Rechtspraak
Rechtbank Noord-Holland (Locatie Alkmaar), 30 september 2020
ECLI:NL:RBNHO:2020:7770
Feiten
Werknemer is sinds 14 maart 2011 werkzaam bij werkgeefster op basis van een ‘arbeidsovereenkomst met hulpkracht’ voor 12 uur per week. In september 2013 hebben partijen een beroepspraktijkovereenkomst BBL gesloten waarin zij zijn overeengekomen dat werknemer in het kader van zijn opleiding de praktijkvorming vervult bij werkgeefster gedurende 30 uur per week in de periode van 1 augustus 2013 tot 31 juli 2017. Op 6 oktober 2016 heeft werknemer zich ziekgemeld. Op 30 juni 2017 heeft werknemer aan werkgeefster aangegeven dat hij sinds 1 april 2013 recht heeft op een fulltime salaris. Ook zou hij ten onrechte in functieschaal A in plaats van D zijn ingedeeld, hetgeen volgens werknemer door werkgeefster op 19 mei 2017 is bevestigd. Vanaf eind 2017 heeft werknemer weer werkzaamheden verricht voor werkgeefster. In 2018 heeft werkgeefster werknemer met terugwerkende kracht per 1 januari 2013 ingeschaald in loonschaal B en per 1 januari 2015 in loonschaal C. Werknemer heeft zich vanaf 19 maart 2018 (weer) ziek gemeld en is nog ziek. Werknemer vordert veroordeling van werkgeefster tot betaling van € 38.809,90 en legt aan de vordering ten grondslag dat zijn werkzaamheden vanaf 2012 dusdanig zijn gewijzigd en uitgebreid dat het salaris moet worden aangepast naar salarisschaal B en vanaf augustus 2013 naar salarisschaal D.
Oordeel
Loonschaal
De kantonrechter stelt voorop dat een werkgever een zekere beleidsvrijheid heeft bij de waardering van een functie in het kader van een functie-indeling met het oog op de op grond van de cao te betalen salarissen.

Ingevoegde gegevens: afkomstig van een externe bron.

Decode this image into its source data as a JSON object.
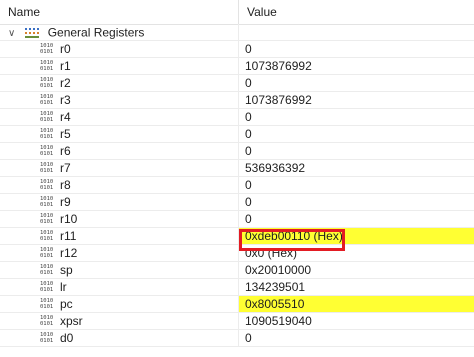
{
  "columns": {
    "name": "Name",
    "value": "Value"
  },
  "group": {
    "label": "General Registers",
    "expanded": true,
    "icon": "register-group-icon"
  },
  "register_icon_text": [
    "1010",
    "0101"
  ],
  "highlight_color": "#ffff33",
  "annotation_color": "#e31b23",
  "registers": [
    {
      "name": "r0",
      "value": "0",
      "highlighted": false
    },
    {
      "name": "r1",
      "value": "1073876992",
      "highlighted": false
    },
    {
      "name": "r2",
      "value": "0",
      "highlighted": false
    },
    {
      "name": "r3",
      "value": "1073876992",
      "highlighted": false
    },
    {
      "name": "r4",
      "value": "0",
      "highlighted": false
    },
    {
      "name": "r5",
      "value": "0",
      "highlighted": false
    },
    {
      "name": "r6",
      "value": "0",
      "highlighted": false
    },
    {
      "name": "r7",
      "value": "536936392",
      "highlighted": false
    },
    {
      "name": "r8",
      "value": "0",
      "highlighted": false
    },
    {
      "name": "r9",
      "value": "0",
      "highlighted": false
    },
    {
      "name": "r10",
      "value": "0",
      "highlighted": false
    },
    {
      "name": "r11",
      "value": "0xdeb00110 (Hex)",
      "highlighted": true
    },
    {
      "name": "r12",
      "value": "0x0 (Hex)",
      "highlighted": false
    },
    {
      "name": "sp",
      "value": "0x20010000",
      "highlighted": false
    },
    {
      "name": "lr",
      "value": "134239501",
      "highlighted": false
    },
    {
      "name": "pc",
      "value": "0x8005510",
      "highlighted": true
    },
    {
      "name": "xpsr",
      "value": "1090519040",
      "highlighted": false
    },
    {
      "name": "d0",
      "value": "0",
      "highlighted": false
    }
  ]
}
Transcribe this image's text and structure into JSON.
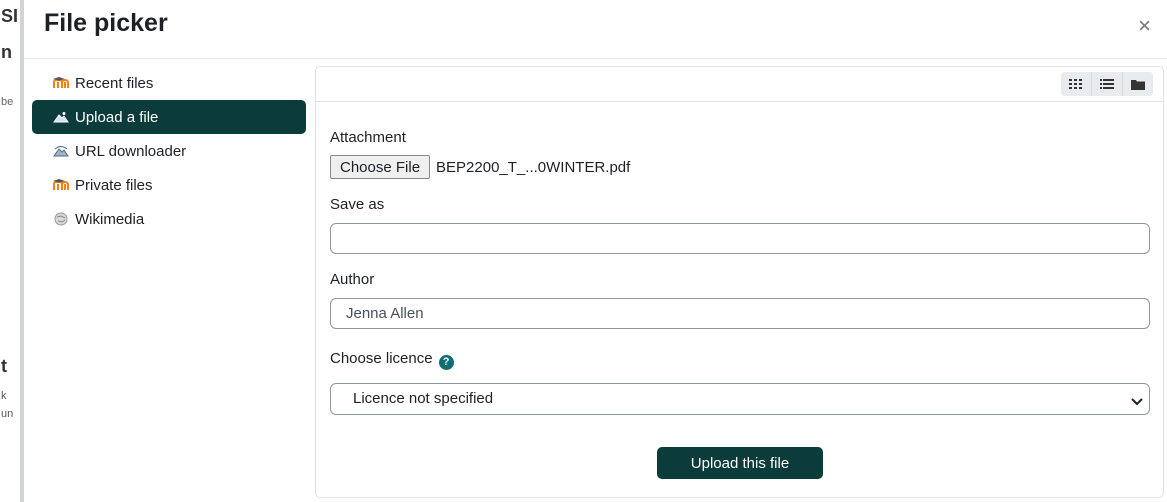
{
  "dialog": {
    "title": "File picker",
    "close_glyph": "×"
  },
  "backdrop": {
    "frag1": "SI",
    "frag2": "n",
    "frag3": "be",
    "frag4": "t",
    "frag5": "k",
    "frag6": "un"
  },
  "sidebar": {
    "items": [
      {
        "label": "Recent files",
        "icon": "moodle-icon",
        "active": false
      },
      {
        "label": "Upload a file",
        "icon": "upload-icon",
        "active": true
      },
      {
        "label": "URL downloader",
        "icon": "url-downloader-icon",
        "active": false
      },
      {
        "label": "Private files",
        "icon": "moodle-icon",
        "active": false
      },
      {
        "label": "Wikimedia",
        "icon": "wikimedia-icon",
        "active": false
      }
    ]
  },
  "view_modes": [
    "icons-view-icon",
    "list-view-icon",
    "tree-view-icon"
  ],
  "form": {
    "attachment_label": "Attachment",
    "choose_file_label": "Choose File",
    "file_name": "BEP2200_T_...0WINTER.pdf",
    "save_as_label": "Save as",
    "save_as_value": "",
    "author_label": "Author",
    "author_value": "Jenna Allen",
    "licence_label": "Choose licence",
    "licence_value": "Licence not specified",
    "upload_button": "Upload this file"
  },
  "colors": {
    "accent": "#0b3b3a",
    "help_icon": "#0f6e72",
    "moodle_orange": "#f98012"
  }
}
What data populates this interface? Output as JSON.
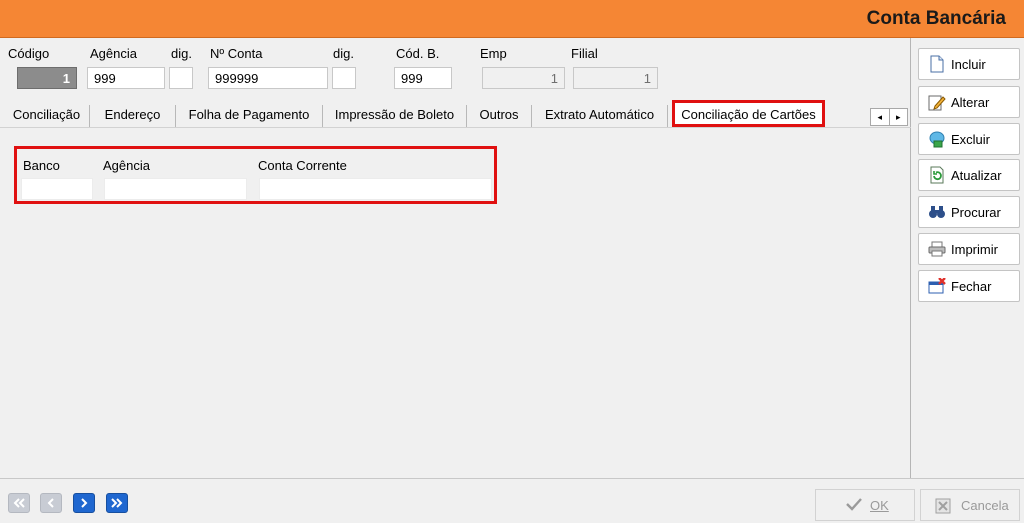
{
  "window": {
    "title": "Conta Bancária"
  },
  "header": {
    "labels": {
      "codigo": "Código",
      "agencia": "Agência",
      "dig1": "dig.",
      "numero_conta": "Nº Conta",
      "dig2": "dig.",
      "cod_banco": "Cód. B.",
      "emp": "Emp",
      "filial": "Filial"
    },
    "values": {
      "codigo": "1",
      "agencia": "999",
      "dig1": "",
      "numero_conta": "999999",
      "dig2": "",
      "cod_banco": "999",
      "emp": "1",
      "filial": "1"
    }
  },
  "tabs": [
    {
      "label": "Conciliação"
    },
    {
      "label": "Endereço"
    },
    {
      "label": "Folha de Pagamento"
    },
    {
      "label": "Impressão de Boleto"
    },
    {
      "label": "Outros"
    },
    {
      "label": "Extrato Automático"
    },
    {
      "label": "Conciliação de Cartões",
      "active": true
    }
  ],
  "tab_scroll": {
    "left": "◂",
    "right": "▸"
  },
  "card_panel": {
    "labels": {
      "banco": "Banco",
      "agencia": "Agência",
      "conta_corrente": "Conta Corrente"
    },
    "values": {
      "banco": "",
      "agencia": "",
      "conta_corrente": ""
    }
  },
  "sidebar": {
    "buttons": [
      {
        "label": "Incluir",
        "icon": "new-document-icon"
      },
      {
        "label": "Alterar",
        "icon": "edit-pencil-icon"
      },
      {
        "label": "Excluir",
        "icon": "delete-icon"
      },
      {
        "label": "Atualizar",
        "icon": "refresh-icon"
      },
      {
        "label": "Procurar",
        "icon": "binoculars-icon"
      },
      {
        "label": "Imprimir",
        "icon": "printer-icon"
      },
      {
        "label": "Fechar",
        "icon": "close-window-icon"
      }
    ]
  },
  "footer": {
    "ok_label": "OK",
    "cancel_label": "Cancela"
  },
  "colors": {
    "title_bar": "#f58634",
    "highlight": "#e01010",
    "nav_active": "#1f67d0"
  }
}
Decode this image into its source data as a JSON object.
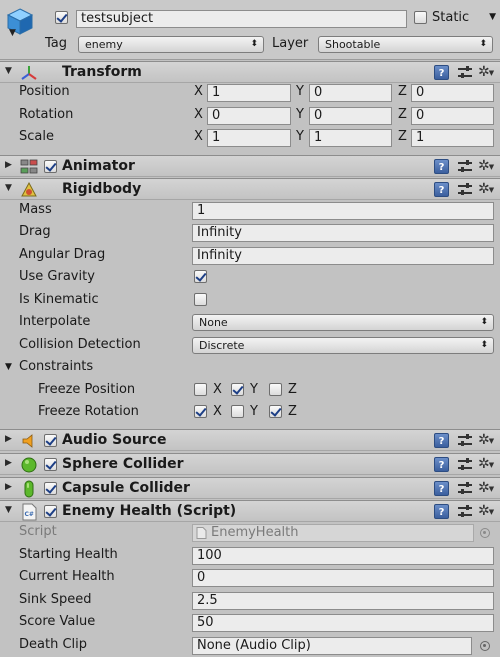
{
  "object": {
    "name": "testsubject",
    "active": true,
    "static_label": "Static",
    "static_checked": false,
    "tag_label": "Tag",
    "tag_value": "enemy",
    "layer_label": "Layer",
    "layer_value": "Shootable"
  },
  "transform": {
    "title": "Transform",
    "position_label": "Position",
    "rotation_label": "Rotation",
    "scale_label": "Scale",
    "axis_x": "X",
    "axis_y": "Y",
    "axis_z": "Z",
    "position": {
      "x": "1",
      "y": "0",
      "z": "0"
    },
    "rotation": {
      "x": "0",
      "y": "0",
      "z": "0"
    },
    "scale": {
      "x": "1",
      "y": "1",
      "z": "1"
    }
  },
  "animator": {
    "title": "Animator",
    "enabled": true
  },
  "rigidbody": {
    "title": "Rigidbody",
    "mass_label": "Mass",
    "mass": "1",
    "drag_label": "Drag",
    "drag": "Infinity",
    "angular_drag_label": "Angular Drag",
    "angular_drag": "Infinity",
    "use_gravity_label": "Use Gravity",
    "use_gravity": true,
    "is_kinematic_label": "Is Kinematic",
    "is_kinematic": false,
    "interpolate_label": "Interpolate",
    "interpolate": "None",
    "collision_detection_label": "Collision Detection",
    "collision_detection": "Discrete",
    "constraints_label": "Constraints",
    "freeze_position_label": "Freeze Position",
    "freeze_rotation_label": "Freeze Rotation",
    "freeze_position": {
      "x": false,
      "y": true,
      "z": false
    },
    "freeze_rotation": {
      "x": true,
      "y": false,
      "z": true
    }
  },
  "audio_source": {
    "title": "Audio Source",
    "enabled": true
  },
  "sphere_collider": {
    "title": "Sphere Collider",
    "enabled": true
  },
  "capsule_collider": {
    "title": "Capsule Collider",
    "enabled": true
  },
  "enemy_health": {
    "title": "Enemy Health (Script)",
    "enabled": true,
    "script_label": "Script",
    "script": "EnemyHealth",
    "starting_health_label": "Starting Health",
    "starting_health": "100",
    "current_health_label": "Current Health",
    "current_health": "0",
    "sink_speed_label": "Sink Speed",
    "sink_speed": "2.5",
    "score_value_label": "Score Value",
    "score_value": "50",
    "death_clip_label": "Death Clip",
    "death_clip": "None (Audio Clip)"
  },
  "icons": {
    "help": "help-book-icon",
    "preset": "preset-sliders-icon",
    "settings": "gear-icon",
    "help_glyph": "?"
  },
  "colors": {
    "background": "#c2c2c2",
    "header": "#c9c9c9",
    "accent_blue": "#3b5f9e"
  }
}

De kantonrechter is – net als werkgeefster – van oordeel dat de werkzaamheden van werknemer niet voldoen aan de omschrijving behorend bij functiegroep D ‘winkelassistent’. Daartoe overweegt de kantonrechter dat het op de weg van werknemer had gelegen om zijn stelling dat hij structureel managementtaken uitvoerde en hij zelfstandig en structureel zeer verantwoordelijke taken uitvoerde, geconcretiseerd te onderbouwen. Doordat wordt geconcludeerd dat de functie van werknemer niet onder loongroep D valt, heeft werkgeefster in redelijkheid kunnen besluiten dat de functie van werknemer moet worden ingedeeld op niveau C. Voor zover werknemer bedoelt te stellen dat hij al per augustus 2013 (in plaats van 1 januari 2015) in loonschaal C had moeten worden ingedeeld, oordeelt de kantonrechter dat die stelling onvoldoende is onderbouwd tegenover het verweer van werkgeefster. Werkgeefster voert namelijk in dit verband aan dat zij werknemer per 1 januari 2015 in loonschaal C heeft ingedeeld, hoewel hij zijn opleiding niet had afgerond en niet alle onderdelen van de functie duurzaam en volledig zelfstandig (standaard) uitvoerde, omdat hij op basis van zijn senioriteit de rol ging vervullen met loonschaal C.
Uren
Werkgeefster voert aan dat de overgelegde loonstroken niet de feitelijk gewerkte uren representeren, omdat de toeslaguren en zondaguren daarin dubbel zijn meegenomen. Dit verweer kan volgens de kantonrechter echter niet baten, nu werkgeefster verplicht is het loon te specificeren. De kantonrechter neemt daarom de loonstroken en de daarop vermelde uren als uitgangspunt. Daarmee komt de kantonrechter tot de conclusie dat het aantal door werkgeefster aan werknemer betaalde uren tijdens zijn ziekte in 2016/2017 onjuist is. De kantonrechter komt aan de hand van de cao tot een berekening van het aantal nog te betalen uren. De vordering van werknemer wordt op grond daarvan tot € 3.532,55 toewijsbaar.